Loiasis, the African eye worm
Loiasis, commonly known as the African eye worm is caused by the parasitic worm loa loa. Humans get infected through repeated bites of deerflies of the genus Chrysops. The flies are also known as mango flies or mangrove flies. The flies that infect humans breed in rain forests in West and Central Africa. Infection with the parasite can also manifest with repeated episodes of itchy swellings, referred to as Calabar swellings. Currently, there are more than 29 million people who are at a risk of getting infected with loaisis in Central and West Africa.

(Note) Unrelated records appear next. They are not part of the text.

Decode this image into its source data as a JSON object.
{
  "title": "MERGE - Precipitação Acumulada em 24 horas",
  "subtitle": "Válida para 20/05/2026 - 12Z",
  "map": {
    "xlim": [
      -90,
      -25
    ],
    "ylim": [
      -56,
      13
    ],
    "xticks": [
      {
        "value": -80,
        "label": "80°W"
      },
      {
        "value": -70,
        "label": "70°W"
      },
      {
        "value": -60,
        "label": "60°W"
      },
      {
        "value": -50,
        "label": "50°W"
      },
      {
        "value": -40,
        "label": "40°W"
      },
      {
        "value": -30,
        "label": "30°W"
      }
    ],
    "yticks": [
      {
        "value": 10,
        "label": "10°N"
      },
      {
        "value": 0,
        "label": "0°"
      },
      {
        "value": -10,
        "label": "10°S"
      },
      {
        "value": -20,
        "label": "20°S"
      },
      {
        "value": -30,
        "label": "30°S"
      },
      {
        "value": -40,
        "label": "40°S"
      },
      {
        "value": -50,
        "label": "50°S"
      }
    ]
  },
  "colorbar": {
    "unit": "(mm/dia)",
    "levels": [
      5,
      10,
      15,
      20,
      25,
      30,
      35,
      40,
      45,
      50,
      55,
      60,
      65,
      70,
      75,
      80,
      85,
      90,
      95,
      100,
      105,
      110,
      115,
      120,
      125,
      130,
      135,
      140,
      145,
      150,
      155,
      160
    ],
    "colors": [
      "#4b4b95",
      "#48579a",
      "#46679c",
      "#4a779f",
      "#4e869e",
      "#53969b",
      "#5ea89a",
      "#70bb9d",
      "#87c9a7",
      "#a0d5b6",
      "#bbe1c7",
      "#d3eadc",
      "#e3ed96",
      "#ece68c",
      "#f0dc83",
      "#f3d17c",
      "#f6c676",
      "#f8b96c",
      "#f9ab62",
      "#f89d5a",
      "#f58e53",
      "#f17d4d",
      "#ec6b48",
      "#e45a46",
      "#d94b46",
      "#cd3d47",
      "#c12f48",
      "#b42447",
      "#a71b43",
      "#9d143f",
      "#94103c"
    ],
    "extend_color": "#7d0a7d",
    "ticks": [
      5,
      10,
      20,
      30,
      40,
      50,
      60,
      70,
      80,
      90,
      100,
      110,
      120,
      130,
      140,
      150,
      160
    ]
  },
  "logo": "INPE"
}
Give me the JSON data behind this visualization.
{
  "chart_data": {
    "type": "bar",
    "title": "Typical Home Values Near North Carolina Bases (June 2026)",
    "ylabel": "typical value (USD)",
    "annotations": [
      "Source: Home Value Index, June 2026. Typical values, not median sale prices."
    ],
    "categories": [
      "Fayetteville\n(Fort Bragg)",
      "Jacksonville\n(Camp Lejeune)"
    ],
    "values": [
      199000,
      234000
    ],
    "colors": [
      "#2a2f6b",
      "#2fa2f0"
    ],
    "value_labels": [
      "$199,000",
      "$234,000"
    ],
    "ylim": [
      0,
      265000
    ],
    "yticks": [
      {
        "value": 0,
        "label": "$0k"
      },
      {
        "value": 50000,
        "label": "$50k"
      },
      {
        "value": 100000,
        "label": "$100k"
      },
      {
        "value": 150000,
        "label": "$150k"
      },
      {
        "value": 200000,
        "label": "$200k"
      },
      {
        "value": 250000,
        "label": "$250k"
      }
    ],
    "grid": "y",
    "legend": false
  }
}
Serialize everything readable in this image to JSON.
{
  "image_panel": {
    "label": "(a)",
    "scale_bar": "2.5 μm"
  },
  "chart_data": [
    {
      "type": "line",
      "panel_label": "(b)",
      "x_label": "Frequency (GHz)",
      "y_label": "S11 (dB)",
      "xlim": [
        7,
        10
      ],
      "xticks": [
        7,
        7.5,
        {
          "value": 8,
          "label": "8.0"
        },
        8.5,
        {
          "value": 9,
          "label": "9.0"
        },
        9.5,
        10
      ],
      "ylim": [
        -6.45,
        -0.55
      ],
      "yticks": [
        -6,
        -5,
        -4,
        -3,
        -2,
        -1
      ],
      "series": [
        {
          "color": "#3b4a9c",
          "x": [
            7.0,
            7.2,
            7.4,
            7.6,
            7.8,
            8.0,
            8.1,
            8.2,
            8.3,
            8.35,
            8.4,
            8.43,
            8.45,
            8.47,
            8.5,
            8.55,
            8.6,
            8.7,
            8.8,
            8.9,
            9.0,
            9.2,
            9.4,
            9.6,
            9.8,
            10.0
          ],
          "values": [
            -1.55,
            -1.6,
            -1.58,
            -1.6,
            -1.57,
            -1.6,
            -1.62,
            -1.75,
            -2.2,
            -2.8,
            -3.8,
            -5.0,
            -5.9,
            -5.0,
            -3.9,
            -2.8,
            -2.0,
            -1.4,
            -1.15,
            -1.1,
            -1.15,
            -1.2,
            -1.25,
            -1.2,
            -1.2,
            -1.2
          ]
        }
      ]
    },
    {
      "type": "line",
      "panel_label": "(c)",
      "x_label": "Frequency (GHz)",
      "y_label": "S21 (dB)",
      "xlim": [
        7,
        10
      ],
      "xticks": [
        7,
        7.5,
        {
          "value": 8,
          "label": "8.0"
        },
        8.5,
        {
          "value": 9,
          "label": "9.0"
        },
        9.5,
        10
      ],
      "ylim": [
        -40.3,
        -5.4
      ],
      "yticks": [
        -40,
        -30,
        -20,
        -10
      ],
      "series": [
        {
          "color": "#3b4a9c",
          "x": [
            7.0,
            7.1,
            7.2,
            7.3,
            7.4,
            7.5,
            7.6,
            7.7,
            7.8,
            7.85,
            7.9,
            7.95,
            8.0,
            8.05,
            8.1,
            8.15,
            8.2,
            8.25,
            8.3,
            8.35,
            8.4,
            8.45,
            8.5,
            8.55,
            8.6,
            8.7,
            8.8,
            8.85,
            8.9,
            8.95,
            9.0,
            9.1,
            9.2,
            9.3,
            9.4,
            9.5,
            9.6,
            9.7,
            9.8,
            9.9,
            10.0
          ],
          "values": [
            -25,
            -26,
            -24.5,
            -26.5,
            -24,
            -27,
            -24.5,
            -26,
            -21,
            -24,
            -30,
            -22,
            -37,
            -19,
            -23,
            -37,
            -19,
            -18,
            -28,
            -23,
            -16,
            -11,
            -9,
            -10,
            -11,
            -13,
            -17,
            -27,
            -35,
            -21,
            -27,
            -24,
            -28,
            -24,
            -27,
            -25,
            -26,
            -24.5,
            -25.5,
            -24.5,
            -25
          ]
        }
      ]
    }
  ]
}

In a similar case, a 36-year-old anthropologist who had recently visited Central Africa republic as a part of her work presented to the outpatient clinic with a moving wormlike structure in her left eye. Laboratory studies showed that she had an absolute eosinophil count of 1.75 per cubic millimeter, reference range 0.01 to 0,59. A fresh blood smear was also examined via a microscope which showed fast-moving worms present at a count of 3400 per millilitre. Gamma-stained blood films further confirmed the presence of microfilaria with the presence of colourless sheaths, leading to the diagnosis of Loa Loa.
Diagnosis and treatment
Doctors diagnosed the patient with loaisis. The worms are known to migrate through subcutaneous tissues and can cause inflammatory swelling, also known as Calabar swelling. The patient was treated with a 20-day course of diethyl carbamazine. The dosage was started at 50 mg daily and increased to 300 mg daily. The patient was also prescribed prednisolone at a starting dose of 20 mg which was tapered over the course of 20 days. There were no signs of complications from treatment.
At 6-month follow-up the patient’s eosinophil count returned to a normal range with no signs of relapse.